Last Updated on Friday, 25 November 2016, 15:56 by Denis Chabrol

The Babita Sarjou doll.

The Babita Sarjou doll.

The Caribbean American Domestic Violence Awarness (CADVA) organisation has unveiled a miniature sculpture of domestic violence victim, Babita Sarjou, whose skeletal remains were found earlier this year in a shallow grave in her husband’s backyard.

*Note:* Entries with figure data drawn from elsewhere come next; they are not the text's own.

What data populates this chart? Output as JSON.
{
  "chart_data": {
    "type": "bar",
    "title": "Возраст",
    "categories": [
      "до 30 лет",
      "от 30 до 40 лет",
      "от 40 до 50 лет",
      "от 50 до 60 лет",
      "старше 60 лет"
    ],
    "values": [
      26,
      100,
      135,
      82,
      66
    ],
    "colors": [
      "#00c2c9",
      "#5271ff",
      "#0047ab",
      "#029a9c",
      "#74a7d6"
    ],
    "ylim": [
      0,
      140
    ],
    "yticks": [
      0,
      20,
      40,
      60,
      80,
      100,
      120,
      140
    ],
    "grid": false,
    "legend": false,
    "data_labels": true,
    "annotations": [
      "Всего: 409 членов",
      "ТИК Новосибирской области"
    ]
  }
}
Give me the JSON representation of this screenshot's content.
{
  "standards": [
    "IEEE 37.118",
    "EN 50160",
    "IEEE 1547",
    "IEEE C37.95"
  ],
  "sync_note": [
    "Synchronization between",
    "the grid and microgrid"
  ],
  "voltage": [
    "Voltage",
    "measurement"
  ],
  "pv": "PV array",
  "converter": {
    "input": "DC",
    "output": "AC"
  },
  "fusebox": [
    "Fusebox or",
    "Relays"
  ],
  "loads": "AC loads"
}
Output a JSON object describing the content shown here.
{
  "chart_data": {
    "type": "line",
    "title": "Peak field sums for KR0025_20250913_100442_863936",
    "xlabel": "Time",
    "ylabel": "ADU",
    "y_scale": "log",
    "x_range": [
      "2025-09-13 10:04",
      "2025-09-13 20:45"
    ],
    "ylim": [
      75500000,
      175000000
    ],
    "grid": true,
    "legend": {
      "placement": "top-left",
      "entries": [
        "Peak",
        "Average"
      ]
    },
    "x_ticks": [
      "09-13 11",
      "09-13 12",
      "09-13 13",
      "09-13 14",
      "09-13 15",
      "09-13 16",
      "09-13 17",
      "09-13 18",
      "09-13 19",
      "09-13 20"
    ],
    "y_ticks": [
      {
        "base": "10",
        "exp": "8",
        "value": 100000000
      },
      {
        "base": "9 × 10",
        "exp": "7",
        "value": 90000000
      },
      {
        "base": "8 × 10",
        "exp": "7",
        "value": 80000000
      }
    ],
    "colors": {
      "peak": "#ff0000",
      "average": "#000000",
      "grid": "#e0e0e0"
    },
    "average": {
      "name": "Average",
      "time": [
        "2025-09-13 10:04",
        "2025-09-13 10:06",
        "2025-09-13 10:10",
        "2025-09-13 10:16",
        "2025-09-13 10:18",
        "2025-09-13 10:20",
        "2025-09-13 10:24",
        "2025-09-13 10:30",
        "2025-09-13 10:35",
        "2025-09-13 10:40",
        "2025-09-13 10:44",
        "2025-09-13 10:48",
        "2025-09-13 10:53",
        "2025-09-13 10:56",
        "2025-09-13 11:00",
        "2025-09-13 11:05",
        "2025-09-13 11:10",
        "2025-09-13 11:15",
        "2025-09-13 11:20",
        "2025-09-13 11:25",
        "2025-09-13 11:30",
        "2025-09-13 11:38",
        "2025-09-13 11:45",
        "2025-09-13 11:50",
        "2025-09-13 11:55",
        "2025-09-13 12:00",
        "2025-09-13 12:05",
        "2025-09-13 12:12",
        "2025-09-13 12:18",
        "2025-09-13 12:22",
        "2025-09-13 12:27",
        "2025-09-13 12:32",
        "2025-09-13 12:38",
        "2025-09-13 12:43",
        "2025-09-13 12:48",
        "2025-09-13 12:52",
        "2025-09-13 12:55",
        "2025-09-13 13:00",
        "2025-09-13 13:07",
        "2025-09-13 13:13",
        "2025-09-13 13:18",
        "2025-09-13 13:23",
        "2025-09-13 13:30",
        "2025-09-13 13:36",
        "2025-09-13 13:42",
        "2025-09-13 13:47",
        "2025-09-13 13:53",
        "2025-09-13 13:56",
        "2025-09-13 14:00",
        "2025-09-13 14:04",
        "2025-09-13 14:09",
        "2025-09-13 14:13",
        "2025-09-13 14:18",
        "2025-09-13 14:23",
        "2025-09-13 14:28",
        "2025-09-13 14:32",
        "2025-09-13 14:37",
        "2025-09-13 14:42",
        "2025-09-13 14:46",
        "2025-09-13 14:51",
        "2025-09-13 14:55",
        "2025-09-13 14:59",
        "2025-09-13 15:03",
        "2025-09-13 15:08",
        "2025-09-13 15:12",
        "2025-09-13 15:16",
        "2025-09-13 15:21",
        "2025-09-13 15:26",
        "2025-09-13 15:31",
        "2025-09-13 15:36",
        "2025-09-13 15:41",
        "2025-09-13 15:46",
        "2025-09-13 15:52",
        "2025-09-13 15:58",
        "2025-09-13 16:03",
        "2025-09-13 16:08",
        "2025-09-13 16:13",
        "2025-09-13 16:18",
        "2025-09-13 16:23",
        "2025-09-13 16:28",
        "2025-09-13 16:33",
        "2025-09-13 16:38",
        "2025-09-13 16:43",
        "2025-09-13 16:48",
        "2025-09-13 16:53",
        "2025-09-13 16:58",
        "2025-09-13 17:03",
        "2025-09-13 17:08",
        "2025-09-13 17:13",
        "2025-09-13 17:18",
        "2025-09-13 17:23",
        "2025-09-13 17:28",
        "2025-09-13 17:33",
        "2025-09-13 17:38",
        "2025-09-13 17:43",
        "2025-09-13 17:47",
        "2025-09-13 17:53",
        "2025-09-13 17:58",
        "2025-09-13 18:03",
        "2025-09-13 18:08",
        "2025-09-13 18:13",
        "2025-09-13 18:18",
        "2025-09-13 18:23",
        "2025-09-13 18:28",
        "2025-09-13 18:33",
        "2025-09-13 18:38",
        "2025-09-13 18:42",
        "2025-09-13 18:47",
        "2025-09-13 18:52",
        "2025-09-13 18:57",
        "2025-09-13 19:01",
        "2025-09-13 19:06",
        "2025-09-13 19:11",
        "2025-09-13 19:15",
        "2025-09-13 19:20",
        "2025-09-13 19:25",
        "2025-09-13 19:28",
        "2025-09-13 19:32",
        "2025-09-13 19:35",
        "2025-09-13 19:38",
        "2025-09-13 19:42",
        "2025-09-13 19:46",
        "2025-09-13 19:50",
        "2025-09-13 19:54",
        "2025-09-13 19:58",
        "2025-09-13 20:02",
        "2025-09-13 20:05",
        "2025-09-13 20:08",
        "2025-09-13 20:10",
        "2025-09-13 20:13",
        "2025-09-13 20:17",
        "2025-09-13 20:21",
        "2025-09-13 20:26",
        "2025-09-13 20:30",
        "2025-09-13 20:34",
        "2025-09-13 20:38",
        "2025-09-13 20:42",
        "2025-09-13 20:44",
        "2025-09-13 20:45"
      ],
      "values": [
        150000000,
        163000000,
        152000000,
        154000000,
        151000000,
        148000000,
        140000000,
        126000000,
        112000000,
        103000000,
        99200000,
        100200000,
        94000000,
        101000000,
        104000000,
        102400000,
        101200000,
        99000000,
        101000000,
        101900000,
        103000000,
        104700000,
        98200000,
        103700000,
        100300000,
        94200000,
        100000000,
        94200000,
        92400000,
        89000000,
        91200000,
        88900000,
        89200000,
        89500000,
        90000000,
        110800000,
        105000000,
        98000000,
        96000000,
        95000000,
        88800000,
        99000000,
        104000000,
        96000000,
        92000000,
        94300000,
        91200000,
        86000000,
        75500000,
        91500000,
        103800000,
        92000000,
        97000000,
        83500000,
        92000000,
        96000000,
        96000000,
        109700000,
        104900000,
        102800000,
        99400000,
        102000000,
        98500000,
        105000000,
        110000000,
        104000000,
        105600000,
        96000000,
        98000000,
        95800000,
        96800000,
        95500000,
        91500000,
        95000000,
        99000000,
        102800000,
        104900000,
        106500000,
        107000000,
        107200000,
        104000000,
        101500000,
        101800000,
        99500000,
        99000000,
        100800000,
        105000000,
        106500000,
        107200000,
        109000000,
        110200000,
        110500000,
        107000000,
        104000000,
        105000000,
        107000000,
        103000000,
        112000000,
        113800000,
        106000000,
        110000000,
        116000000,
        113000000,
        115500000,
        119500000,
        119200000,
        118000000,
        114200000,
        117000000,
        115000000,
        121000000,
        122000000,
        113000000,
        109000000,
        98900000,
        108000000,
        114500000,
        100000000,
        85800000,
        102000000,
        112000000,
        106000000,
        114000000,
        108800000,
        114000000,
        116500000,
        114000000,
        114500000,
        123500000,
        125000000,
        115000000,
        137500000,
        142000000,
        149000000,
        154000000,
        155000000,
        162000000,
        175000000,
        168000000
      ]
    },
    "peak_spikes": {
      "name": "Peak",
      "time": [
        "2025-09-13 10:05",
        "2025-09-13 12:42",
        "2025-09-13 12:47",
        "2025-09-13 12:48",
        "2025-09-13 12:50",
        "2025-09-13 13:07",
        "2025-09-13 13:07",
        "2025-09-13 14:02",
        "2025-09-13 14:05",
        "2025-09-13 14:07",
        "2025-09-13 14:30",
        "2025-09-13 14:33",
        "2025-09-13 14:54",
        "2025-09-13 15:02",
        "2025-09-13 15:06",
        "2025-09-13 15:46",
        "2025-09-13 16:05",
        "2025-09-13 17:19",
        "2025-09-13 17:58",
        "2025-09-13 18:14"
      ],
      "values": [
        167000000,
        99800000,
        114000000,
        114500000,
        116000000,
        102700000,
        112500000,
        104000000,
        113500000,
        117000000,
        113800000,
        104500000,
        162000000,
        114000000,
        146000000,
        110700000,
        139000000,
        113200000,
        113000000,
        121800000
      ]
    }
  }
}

Sarjou’s remains were found by police near a fence and alleyway drain at Seaforth Street Campbelville. Her reputed husband, Anand Narine, and an alleged co-accused were subsequently charged with murder. Babita was reported missing in 2010.
The sculpture was unveiled at a forum held by CADVA at the Pegasus Hotel in line with the 16 days of global activism to end violence against women and children from November 25 to December 10. The doll, sculpted by Brazilian sculptor Julianna Lepine, took one month to complete, according to CADVA’s Programme Director Dianne Madray.
Babita’s younger sister, Sunita, spoke at the forum of the sadness still felt when thinking of Babita and how she met her demise. A visibly teary Sunita said to her nephew, Babita’s son who is now ten years old, “we love you very much and we are always here for you. You are the gift from your mother and we are always here to cherish you.”
“Children are suffering in silence because we do little or nothing to help. We ignore their cries through their behaviour,” CADVA’s Guyana representative, Tiffany Jackson, said in her presentation at the forum held in a section of the Savannah Suite. “It is heartbreaking to listen to the stories of individuals who continue to suffer in silence.”
Madray called for a break in the silence of families and victims affected by domestic violence. She said a child left behind when one parent kills another is left in silence because they’ve actually lost both their parents.
CADVA’s statistics suggests some 114 women and children have been killed in Guyana from 2010 to 2014. The organisation is still compiling its statistics on 2015, but nothing as yet is available on 2016.
The programme featured child survivors of domestic violence and intimate partner violence who shared their stories of losing their parents.
Tuesday, March 8 was a sad day for my sister and I,” one young male survivor recalled. “On that day, we lost our loving mother and kind-hearted mother (name withheld).”
His mother was murdered by his stepfather.
“My mother worked several jobs in order to maintain our home and my stepfather never worked anywhere as he was always drunk and abusive,” the young survivor recalled.
“After my mother’s death, we started living with our grandfather. My sister is still going to school, and I have to work. We find it very difficult without our mother. she never let us know the pain and anger that she was going through. I miss my mother a lot.”